Let's look at some differences and why they may be good rather than just different.
The addition of user logins and permissions in not unique to Linux. This has evolved on other platforms as well. Some people still see this as no more than an irritation. Let's see what the good side is.
The first issue is security. The most obvious is that files stored on your computer cannot be accessed by someone just happening upon your computer. The first group of people we are talking about are others in your office. But, the issue goes way beyond that. If, for example, your computer is connected to the Internet, the possibility of remote access exists.
If your Linux desktop is only a single-user system--that is, you are the only person who uses it--there is still an advantage of a user login here. The way Linux is designed, you don't have access to all the information on the computer. Much of that information is reserved for what is called the root user. What this means is that a mistake on your part cannot destroy the basic system. Thus, you might lose some of your own files but the system software will not have to be restored.
Now, what else can user logins offer? Different configurations for different users is one piece. While some of this is only eye candy (a different backgroud, for example) there are many things that are functionally important. Here is a list of a few:
- Different languages for the user interface.
- Automatic startup of different tasks on login.
- Storage of login information for various web sites.
- Different configurations for various applications such as word processors and web browsers.

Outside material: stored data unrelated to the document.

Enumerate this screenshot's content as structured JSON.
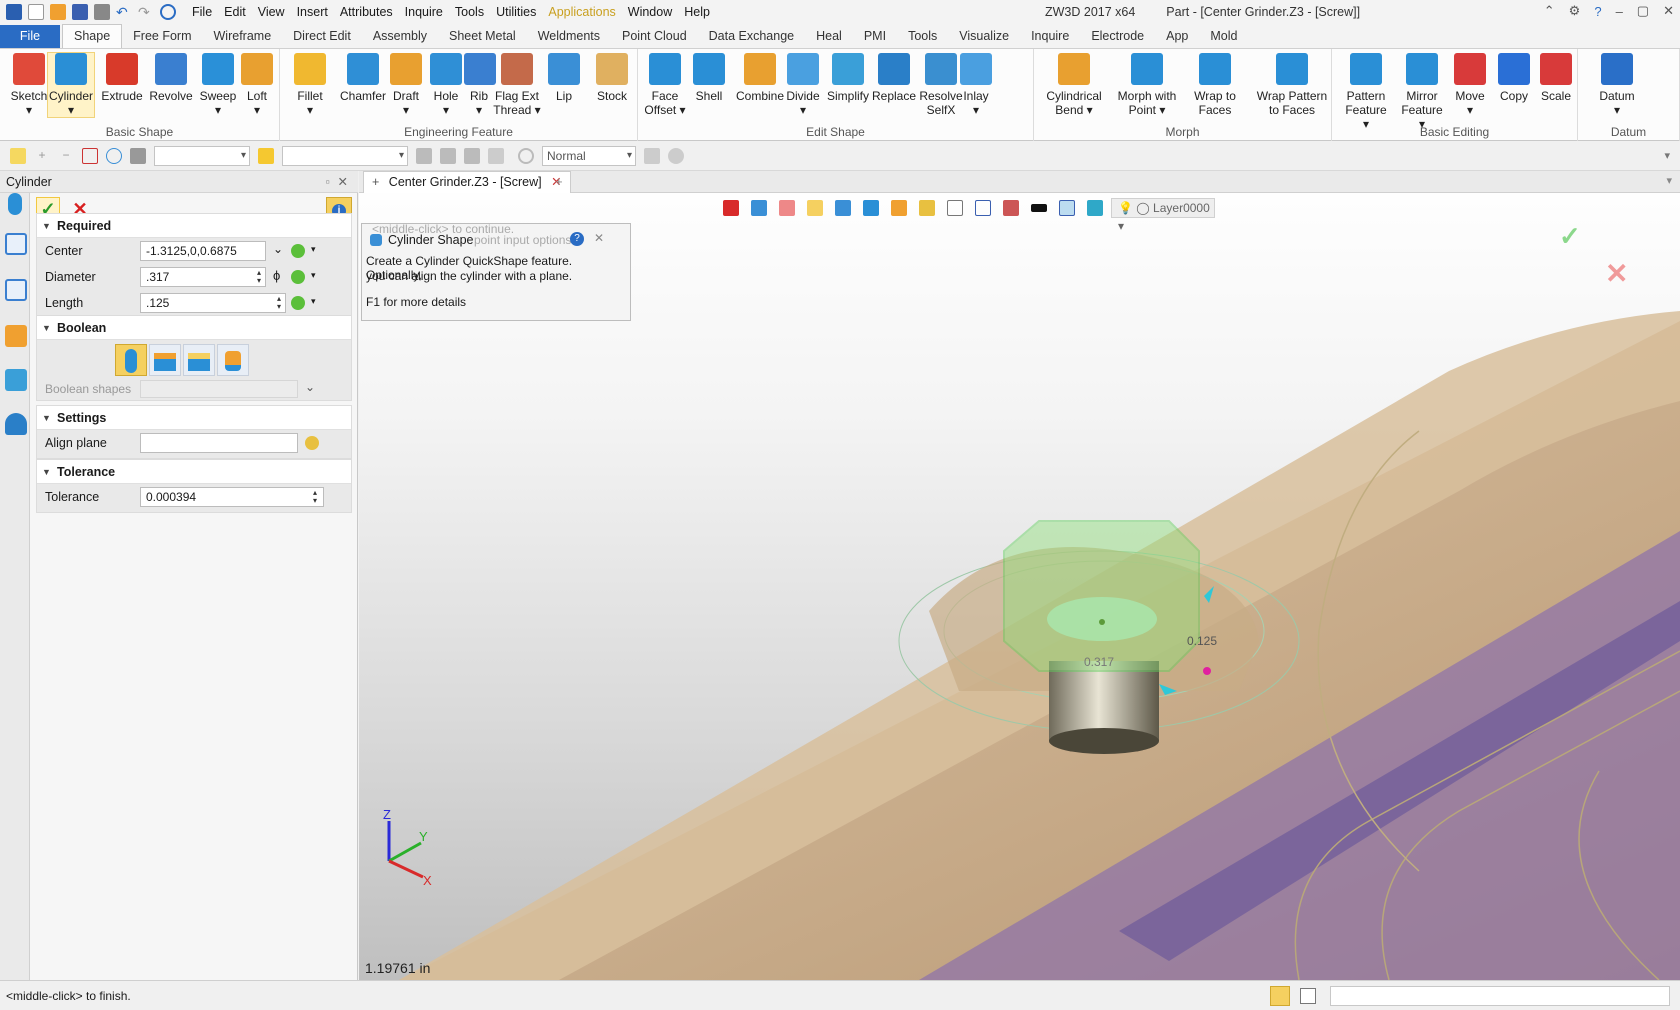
{
  "app": {
    "title": "ZW3D 2017  x64",
    "document_title": "Part - [Center Grinder.Z3 - [Screw]]"
  },
  "menu": [
    "File",
    "Edit",
    "View",
    "Insert",
    "Attributes",
    "Inquire",
    "Tools",
    "Utilities",
    "Applications",
    "Window",
    "Help"
  ],
  "ribbon_tabs": [
    "File",
    "Shape",
    "Free Form",
    "Wireframe",
    "Direct Edit",
    "Assembly",
    "Sheet Metal",
    "Weldments",
    "Point Cloud",
    "Data Exchange",
    "Heal",
    "PMI",
    "Tools",
    "Visualize",
    "Inquire",
    "Electrode",
    "App",
    "Mold"
  ],
  "ribbon_groups": [
    {
      "label": "Basic Shape",
      "buttons": [
        {
          "l1": "Sketch",
          "l2": "▾",
          "icon": "sketch-icon",
          "color": "#e04a3a"
        },
        {
          "l1": "Cylinder",
          "l2": "▾",
          "icon": "cylinder-icon",
          "color": "#2a8fd6"
        },
        {
          "l1": "Extrude",
          "l2": "",
          "icon": "extrude-icon",
          "color": "#d83a2a"
        },
        {
          "l1": "Revolve",
          "l2": "",
          "icon": "revolve-icon",
          "color": "#3a7fd0"
        },
        {
          "l1": "Sweep",
          "l2": "▾",
          "icon": "sweep-icon",
          "color": "#2a90d8"
        },
        {
          "l1": "Loft",
          "l2": "▾",
          "icon": "loft-icon",
          "color": "#e8a030"
        }
      ]
    },
    {
      "label": "Engineering Feature",
      "buttons": [
        {
          "l1": "Fillet",
          "l2": "▾",
          "icon": "fillet-icon",
          "color": "#f0b830"
        },
        {
          "l1": "Chamfer",
          "l2": "",
          "icon": "chamfer-icon",
          "color": "#2f8fd6"
        },
        {
          "l1": "Draft",
          "l2": "▾",
          "icon": "draft-icon",
          "color": "#e8a030"
        },
        {
          "l1": "Hole",
          "l2": "▾",
          "icon": "hole-icon",
          "color": "#2f8fd6"
        },
        {
          "l1": "Rib",
          "l2": "▾",
          "icon": "rib-icon",
          "color": "#3a7fd0"
        },
        {
          "l1": "Flag Ext",
          "l2": "Thread ▾",
          "icon": "thread-icon",
          "color": "#c46a4a"
        },
        {
          "l1": "Lip",
          "l2": "",
          "icon": "lip-icon",
          "color": "#3a8fd6"
        },
        {
          "l1": "Stock",
          "l2": "",
          "icon": "stock-icon",
          "color": "#e0b060"
        }
      ]
    },
    {
      "label": "Edit Shape",
      "buttons": [
        {
          "l1": "Face",
          "l2": "Offset ▾",
          "icon": "face-offset-icon",
          "color": "#2a8fd6"
        },
        {
          "l1": "Shell",
          "l2": "",
          "icon": "shell-icon",
          "color": "#2a8fd6"
        },
        {
          "l1": "Combine",
          "l2": "",
          "icon": "combine-icon",
          "color": "#e8a030"
        },
        {
          "l1": "Divide",
          "l2": "▾",
          "icon": "divide-icon",
          "color": "#4aa0e0"
        },
        {
          "l1": "Simplify",
          "l2": "",
          "icon": "simplify-icon",
          "color": "#3a9fd8"
        },
        {
          "l1": "Replace",
          "l2": "",
          "icon": "replace-icon",
          "color": "#2a7fc8"
        },
        {
          "l1": "Resolve",
          "l2": "SelfX",
          "icon": "resolve-selfx-icon",
          "color": "#3a8fd0"
        },
        {
          "l1": "Inlay",
          "l2": "▾",
          "icon": "inlay-icon",
          "color": "#4a9fe0"
        }
      ]
    },
    {
      "label": "Morph",
      "buttons": [
        {
          "l1": "Cylindrical",
          "l2": "Bend ▾",
          "icon": "cylindrical-bend-icon",
          "color": "#e8a030"
        },
        {
          "l1": "Morph with",
          "l2": "Point ▾",
          "icon": "morph-point-icon",
          "color": "#2a8fd6"
        },
        {
          "l1": "Wrap to",
          "l2": "Faces",
          "icon": "wrap-faces-icon",
          "color": "#2a8fd6"
        },
        {
          "l1": "Wrap Pattern",
          "l2": "to Faces",
          "icon": "wrap-pattern-icon",
          "color": "#2a8fd6"
        }
      ]
    },
    {
      "label": "Basic Editing",
      "buttons": [
        {
          "l1": "Pattern",
          "l2": "Feature ▾",
          "icon": "pattern-icon",
          "color": "#2a8fd6"
        },
        {
          "l1": "Mirror",
          "l2": "Feature ▾",
          "icon": "mirror-icon",
          "color": "#2a8fd6"
        },
        {
          "l1": "Move",
          "l2": "▾",
          "icon": "move-icon",
          "color": "#d83a3a"
        },
        {
          "l1": "Copy",
          "l2": "",
          "icon": "copy-icon",
          "color": "#2a6fd6"
        },
        {
          "l1": "Scale",
          "l2": "",
          "icon": "scale-icon",
          "color": "#d83a3a"
        }
      ]
    },
    {
      "label": "Datum",
      "buttons": [
        {
          "l1": "Datum",
          "l2": "▾",
          "icon": "datum-icon",
          "color": "#2a6fc8"
        }
      ]
    }
  ],
  "toolbar2": {
    "display_mode": "Normal"
  },
  "panel": {
    "title": "Cylinder",
    "required": {
      "header": "Required",
      "center_label": "Center",
      "center_value": "-1.3125,0,0.6875",
      "diameter_label": "Diameter",
      "diameter_value": ".317",
      "diameter_symbol": "ϕ",
      "length_label": "Length",
      "length_value": ".125"
    },
    "boolean": {
      "header": "Boolean",
      "shapes_label": "Boolean shapes"
    },
    "settings": {
      "header": "Settings",
      "align_label": "Align plane",
      "align_value": ""
    },
    "tolerance": {
      "header": "Tolerance",
      "label": "Tolerance",
      "value": "0.000394"
    }
  },
  "viewport": {
    "tab_label": "Center Grinder.Z3 - [Screw]",
    "layer": "Layer0000",
    "tooltip_title": "Cylinder Shape",
    "tooltip_ghost_1": "<middle-click> to continue.",
    "tooltip_ghost_2": "point input options",
    "tooltip_text_1": "Create a Cylinder QuickShape feature.  Optionally,",
    "tooltip_text_2": "you can align the cylinder with a plane.",
    "tooltip_f1": "F1 for more details",
    "dim_diameter": "0.317",
    "dim_length": "0.125",
    "measure": "1.19761 in",
    "axis_x": "X",
    "axis_y": "Y",
    "axis_z": "Z"
  },
  "status": {
    "message": "<middle-click> to finish."
  },
  "colors": {
    "accent": "#2a6cc4",
    "highlight": "#fff3c8",
    "part_body": "#c9a983",
    "part_shadow": "#8a6fa8",
    "preview": "#8fe07a"
  }
}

This is what I would classify as a harmless feature that can quickly become very important to you. This is the ability to have any number of desktops that you can switch between with a single mouse click or even with a keystroke sequence.
Looking at this is a practical way, I have one desktop which always contains a web browser in full-screen mode, another with an organizer program and another with my email client. While I could have put these all on a single desktop and flipped thru them with mouse clicks, it is just easier to use when I know that desktop 3, for example, will have a web browser sitting there.
Good Eye Candy
Eye candy is not necessarily bad. Or, at least not if you have a choice as to whether or not it is there. Here are some things that KDE will do that might be of interest:
- Being able to change the screen resolution, colors and fonts can be very helpful for someone who is visually impaired.
- Being able to add custom menus attached to the middle mouse button, for example, may be very useful in an office environment.
- Being able to "mix and match" country-specific information such as the money format of one country with the keyboard layout of another.
I loved my 64 VW bug but there were some shortcomings that have been addressed by vendors in the last 40 years. The same can be said for the evolution of the computer user interface. In many cases, different can actually mean better. What is important is to see that this evolution has added capabilities without making basic use harder.
One of the best ways to ensure this is to have a system that allows you to use personal configurations, keyboard shortcuts and the like to turn your favorite way of doing things into the system default or, if it is a multi-user system, the default for your login. How you do this has already been the subject of articles that have appeared in the monthly TUX magazine.